Durante a manifestação, os policiais chamavam Doria de “pinóquio”, “mentiroso”, “marqueteiro”, “vagabundo” e “covarde”. Frases como “uma polícia nota dez merece respeito”, “uma polícia nota dez merece salários dignos”, “uma polícia nota dez quer fazer com que o serviço prestado seja nota dez para a população de SP” e “não aturaremos ser massa de marketing, não aturaremos ser massa de manobra” eram ditas no microfone. A referência era ao programa Policial Nota 10 instituído por Doria, no qual ele premia policiais nos dias 10 de cada mês por terem se destacado em atuações no mês anterior.
“Esse reajuste representa uma afronta para a Polícia Civil, Militar e os agentes penitenciários. Ele nos vendo pode ser que comece a entender a verdadeira intenção da polícia.
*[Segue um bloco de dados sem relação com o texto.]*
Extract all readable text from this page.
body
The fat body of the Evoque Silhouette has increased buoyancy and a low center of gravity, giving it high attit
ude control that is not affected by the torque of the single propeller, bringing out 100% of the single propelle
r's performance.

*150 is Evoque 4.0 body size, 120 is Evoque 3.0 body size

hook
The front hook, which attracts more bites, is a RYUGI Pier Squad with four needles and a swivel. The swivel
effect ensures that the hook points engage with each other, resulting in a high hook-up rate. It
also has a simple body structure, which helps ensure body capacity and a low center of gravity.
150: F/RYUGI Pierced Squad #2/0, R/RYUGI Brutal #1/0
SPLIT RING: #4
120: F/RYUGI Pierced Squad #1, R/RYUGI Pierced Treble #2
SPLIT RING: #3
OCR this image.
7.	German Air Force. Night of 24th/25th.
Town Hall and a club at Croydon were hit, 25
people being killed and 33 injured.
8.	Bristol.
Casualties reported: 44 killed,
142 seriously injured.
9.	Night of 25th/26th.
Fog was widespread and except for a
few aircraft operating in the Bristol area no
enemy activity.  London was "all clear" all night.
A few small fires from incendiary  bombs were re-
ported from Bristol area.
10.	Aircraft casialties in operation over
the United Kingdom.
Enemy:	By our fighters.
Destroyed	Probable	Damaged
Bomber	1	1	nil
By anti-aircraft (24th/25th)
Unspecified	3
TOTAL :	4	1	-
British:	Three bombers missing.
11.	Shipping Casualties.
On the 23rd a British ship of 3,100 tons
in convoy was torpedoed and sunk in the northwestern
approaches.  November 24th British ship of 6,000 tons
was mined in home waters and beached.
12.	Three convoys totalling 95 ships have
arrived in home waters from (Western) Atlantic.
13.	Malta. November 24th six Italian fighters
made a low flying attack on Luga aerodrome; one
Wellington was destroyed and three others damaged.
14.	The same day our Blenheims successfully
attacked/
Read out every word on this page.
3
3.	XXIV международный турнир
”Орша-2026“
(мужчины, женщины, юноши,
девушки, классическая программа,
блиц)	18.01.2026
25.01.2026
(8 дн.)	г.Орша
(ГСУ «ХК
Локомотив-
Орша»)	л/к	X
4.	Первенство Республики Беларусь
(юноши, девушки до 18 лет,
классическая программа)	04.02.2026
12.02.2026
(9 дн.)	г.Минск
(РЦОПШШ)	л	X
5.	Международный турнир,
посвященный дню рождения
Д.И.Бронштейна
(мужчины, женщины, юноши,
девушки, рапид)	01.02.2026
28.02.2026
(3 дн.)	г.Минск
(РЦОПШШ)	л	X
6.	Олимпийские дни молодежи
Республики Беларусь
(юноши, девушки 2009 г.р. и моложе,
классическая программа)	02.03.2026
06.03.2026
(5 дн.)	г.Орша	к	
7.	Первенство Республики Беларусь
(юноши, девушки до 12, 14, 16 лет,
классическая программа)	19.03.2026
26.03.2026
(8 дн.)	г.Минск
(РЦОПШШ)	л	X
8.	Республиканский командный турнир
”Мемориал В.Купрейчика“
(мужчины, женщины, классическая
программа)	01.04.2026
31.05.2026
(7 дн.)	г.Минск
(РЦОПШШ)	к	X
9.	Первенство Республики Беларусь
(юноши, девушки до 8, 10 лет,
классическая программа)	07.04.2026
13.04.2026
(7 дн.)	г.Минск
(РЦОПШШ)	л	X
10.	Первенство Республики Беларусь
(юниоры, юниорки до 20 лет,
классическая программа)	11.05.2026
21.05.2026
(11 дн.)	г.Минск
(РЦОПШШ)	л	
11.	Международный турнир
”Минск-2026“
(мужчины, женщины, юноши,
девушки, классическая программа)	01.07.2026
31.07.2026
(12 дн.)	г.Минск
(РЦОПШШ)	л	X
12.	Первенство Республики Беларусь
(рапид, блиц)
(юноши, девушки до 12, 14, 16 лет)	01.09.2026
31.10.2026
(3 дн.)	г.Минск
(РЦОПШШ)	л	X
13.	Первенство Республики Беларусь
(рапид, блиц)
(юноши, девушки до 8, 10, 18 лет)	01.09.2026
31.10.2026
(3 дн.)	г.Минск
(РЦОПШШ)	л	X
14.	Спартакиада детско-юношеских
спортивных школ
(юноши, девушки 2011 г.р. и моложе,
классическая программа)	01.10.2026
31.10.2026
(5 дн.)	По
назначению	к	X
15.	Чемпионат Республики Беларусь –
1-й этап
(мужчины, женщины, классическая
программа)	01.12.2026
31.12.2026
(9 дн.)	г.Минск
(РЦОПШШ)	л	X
Agora temos todas as carreiras, não estamos separados ou divididos, temos a segurança pública do nosso lado e a população também ficará”, disse à Ponte uma escrivã da Polícia Civil que não quis se identificar com medo de represálias.
O também escrivão da polícia Heber Souza, 45 anos, desabafa sobre a desmotivação que agentes de segurança lidam diariamente. “A Polícia Civil não vem sido reconhecida há muito tempo, tanto na questão salarial quanto na questão humana. Há uma defasagem crítica no quadro de policiais e no salário, por isso estamos unidos nas ruas. O que o governo faz atrapalha o desempenho da polícia e consequentemente a segurança pública. Um policial insatisfeito trabalha mal. Nós dependemos do salário, que são baixos, é impossível manter a família nessas condições”, diz o homem, que foi ao ato com o filho pequeno no colo.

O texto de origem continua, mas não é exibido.